The August issue of Wired Magazine has an article by Chris Colin, titled "Rate This Article", that bemoans the impact of near-universal ratings on the ability of people to make their own decisions. I (mildly) disagree with Colin's belief that ratings interfere with the ability to make serendipitous discoveries--most people would prefer to avoid paying for a bad meal from a bad restaurant, or paying $40 to take their families to a lousy movie.
My concern is that we're increasingly being asked to rate everything, whether or not we have any interest in doing so. If you're an Amazon customer, sooner or later you'll receive an email asking you to rate a purchase. If you use Netflix, it sometimes feels as though you've been asked to rate every movie ever made. If you have your car serviced by a dealership, you'll almost always receive a survey from the manufacturer asking questions about the experience. Before you get the survey, however, your service manager, or whatever title the dealership uses, will implore you to give them the best possible rating on every question.

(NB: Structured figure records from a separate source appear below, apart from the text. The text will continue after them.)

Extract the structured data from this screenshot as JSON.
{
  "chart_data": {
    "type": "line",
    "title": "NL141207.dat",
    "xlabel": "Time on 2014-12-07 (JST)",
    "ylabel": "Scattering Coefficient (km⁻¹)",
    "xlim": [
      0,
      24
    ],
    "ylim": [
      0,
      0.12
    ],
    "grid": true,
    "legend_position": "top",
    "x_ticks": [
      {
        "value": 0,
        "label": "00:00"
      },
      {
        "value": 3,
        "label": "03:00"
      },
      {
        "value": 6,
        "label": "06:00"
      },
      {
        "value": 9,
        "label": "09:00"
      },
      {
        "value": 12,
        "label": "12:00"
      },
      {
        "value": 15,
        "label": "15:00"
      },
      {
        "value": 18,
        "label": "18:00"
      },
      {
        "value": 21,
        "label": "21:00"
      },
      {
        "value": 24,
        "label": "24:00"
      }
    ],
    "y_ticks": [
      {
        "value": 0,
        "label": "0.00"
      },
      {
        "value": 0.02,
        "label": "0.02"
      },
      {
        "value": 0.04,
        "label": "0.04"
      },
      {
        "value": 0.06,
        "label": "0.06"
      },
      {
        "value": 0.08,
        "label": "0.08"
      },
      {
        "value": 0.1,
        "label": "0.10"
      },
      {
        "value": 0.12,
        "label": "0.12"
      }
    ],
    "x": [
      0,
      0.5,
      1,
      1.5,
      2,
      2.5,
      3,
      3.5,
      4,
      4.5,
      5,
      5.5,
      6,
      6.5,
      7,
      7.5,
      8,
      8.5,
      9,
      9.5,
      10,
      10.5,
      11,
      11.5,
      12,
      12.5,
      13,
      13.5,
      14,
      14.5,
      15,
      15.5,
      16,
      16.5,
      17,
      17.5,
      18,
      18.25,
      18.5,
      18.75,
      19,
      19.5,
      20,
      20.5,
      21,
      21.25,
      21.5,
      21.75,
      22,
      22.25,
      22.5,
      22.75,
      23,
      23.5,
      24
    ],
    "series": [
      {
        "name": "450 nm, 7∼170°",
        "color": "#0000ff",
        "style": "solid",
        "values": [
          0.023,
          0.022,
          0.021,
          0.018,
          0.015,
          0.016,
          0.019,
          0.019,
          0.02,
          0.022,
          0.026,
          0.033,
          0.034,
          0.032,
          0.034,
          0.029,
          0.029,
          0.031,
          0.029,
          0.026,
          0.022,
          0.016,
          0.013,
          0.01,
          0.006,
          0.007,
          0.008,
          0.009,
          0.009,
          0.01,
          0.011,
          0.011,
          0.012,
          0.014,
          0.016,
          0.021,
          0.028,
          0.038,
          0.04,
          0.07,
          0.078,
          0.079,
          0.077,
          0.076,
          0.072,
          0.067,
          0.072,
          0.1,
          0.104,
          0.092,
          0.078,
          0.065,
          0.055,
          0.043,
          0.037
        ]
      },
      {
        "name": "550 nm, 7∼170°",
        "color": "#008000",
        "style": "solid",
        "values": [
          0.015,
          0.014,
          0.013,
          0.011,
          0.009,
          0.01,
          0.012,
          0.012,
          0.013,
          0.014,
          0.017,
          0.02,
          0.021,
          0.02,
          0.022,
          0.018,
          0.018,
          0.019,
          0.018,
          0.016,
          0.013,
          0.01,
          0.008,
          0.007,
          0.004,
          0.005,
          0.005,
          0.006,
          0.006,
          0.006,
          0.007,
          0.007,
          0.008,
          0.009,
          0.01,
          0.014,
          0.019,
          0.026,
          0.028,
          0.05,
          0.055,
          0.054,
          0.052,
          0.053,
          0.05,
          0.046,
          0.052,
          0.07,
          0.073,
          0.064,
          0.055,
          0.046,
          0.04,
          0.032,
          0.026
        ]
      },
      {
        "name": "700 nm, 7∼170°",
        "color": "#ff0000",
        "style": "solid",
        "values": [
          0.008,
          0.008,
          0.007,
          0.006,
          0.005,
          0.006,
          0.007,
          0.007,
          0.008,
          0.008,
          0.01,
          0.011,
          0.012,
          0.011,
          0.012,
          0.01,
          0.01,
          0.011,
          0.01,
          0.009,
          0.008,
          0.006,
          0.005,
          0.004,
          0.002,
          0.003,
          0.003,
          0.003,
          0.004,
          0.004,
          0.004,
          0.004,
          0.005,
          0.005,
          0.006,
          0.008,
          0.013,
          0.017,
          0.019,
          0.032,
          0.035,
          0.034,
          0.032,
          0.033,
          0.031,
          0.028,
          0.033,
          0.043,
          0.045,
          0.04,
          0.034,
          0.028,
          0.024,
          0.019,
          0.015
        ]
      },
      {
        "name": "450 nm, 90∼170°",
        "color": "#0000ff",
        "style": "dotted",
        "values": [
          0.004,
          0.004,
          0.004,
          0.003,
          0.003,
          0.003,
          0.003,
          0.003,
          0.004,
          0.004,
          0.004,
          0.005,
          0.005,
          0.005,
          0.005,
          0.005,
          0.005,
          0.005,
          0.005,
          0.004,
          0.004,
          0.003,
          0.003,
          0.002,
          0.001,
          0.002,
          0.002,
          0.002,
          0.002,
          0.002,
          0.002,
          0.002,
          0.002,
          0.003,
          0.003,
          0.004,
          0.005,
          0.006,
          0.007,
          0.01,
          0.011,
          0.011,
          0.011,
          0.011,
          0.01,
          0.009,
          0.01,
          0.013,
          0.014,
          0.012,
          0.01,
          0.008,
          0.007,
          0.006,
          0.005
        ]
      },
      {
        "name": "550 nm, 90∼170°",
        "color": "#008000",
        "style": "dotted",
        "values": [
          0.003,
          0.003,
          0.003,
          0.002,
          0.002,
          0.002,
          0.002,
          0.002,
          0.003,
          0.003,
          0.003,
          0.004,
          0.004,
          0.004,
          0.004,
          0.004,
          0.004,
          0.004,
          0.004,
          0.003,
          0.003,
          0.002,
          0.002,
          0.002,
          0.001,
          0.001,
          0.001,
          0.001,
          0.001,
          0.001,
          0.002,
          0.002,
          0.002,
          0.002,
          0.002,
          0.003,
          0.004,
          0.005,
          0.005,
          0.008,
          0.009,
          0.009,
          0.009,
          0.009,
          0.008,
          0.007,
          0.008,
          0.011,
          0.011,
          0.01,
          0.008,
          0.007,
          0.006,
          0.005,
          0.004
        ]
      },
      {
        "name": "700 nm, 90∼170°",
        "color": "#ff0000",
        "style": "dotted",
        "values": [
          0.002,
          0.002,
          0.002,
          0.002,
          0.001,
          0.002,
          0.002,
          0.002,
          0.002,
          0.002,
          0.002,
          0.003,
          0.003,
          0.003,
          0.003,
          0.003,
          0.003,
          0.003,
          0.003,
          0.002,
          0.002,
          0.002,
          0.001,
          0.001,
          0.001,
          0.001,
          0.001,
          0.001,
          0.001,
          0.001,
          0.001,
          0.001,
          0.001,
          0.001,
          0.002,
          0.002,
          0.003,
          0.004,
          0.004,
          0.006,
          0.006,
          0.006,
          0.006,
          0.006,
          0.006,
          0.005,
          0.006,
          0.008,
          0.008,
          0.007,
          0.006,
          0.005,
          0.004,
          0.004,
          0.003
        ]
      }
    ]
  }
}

Most professionals who do surveys for a living, such as market researchers and sociologists, will tell you that there's a big difference between the ratings and reviews that people give without prompting (think Yelp) and those that they're asked to fill out, such as the car dealer's service survey. For most people, they're more likely to write a review or assign a rating for something that they feel strongly about, either positively or negatively. There's no point in giving a "meh" rating.
As for the car service survey, the manufacturer may as well throw the results out. The service manager has already biased your responses (you don't want to get them in trouble), so you're much more likely to give unreasonably high ratings unless something went very wrong. Was the floor of the waiting room so clean that you could eat off of it? Not likely, but you'll still probably give it an "Excellent" rating, so long as you didn't see roaches or rats.
I put more stock in the answers from respondents who choose to rate or review a product themselves, without being prompted to do so. The responses are more emotional, and thus tend to skew to very positive or negative, but they more accurately reflect the true opinions of the respondents at that moment. Note that I'm not including situations where people review products or services in return for compensation; those reviews should be considered biased unless proven otherwise. That's one of the problems with systems that reward reviewers based on the frequency of their reviews, such as Yelp and Amazon. Yelp, for example, throws parties and holds special events for its top reviewers, and Amazon awards special status to its top reviewers. These programs give reviewers incentives to write reviews for products and services that they don't feel strongly about, just to get more reviews posted.
On the whole, the "review economy" that we're living in is a good thing, so long as you consider the source, read the reviews carefully and look out for bias that goes beyond the norm (wild enthusiasm on one side and personal attacks on the other, or reviews that have been influenced by compensation).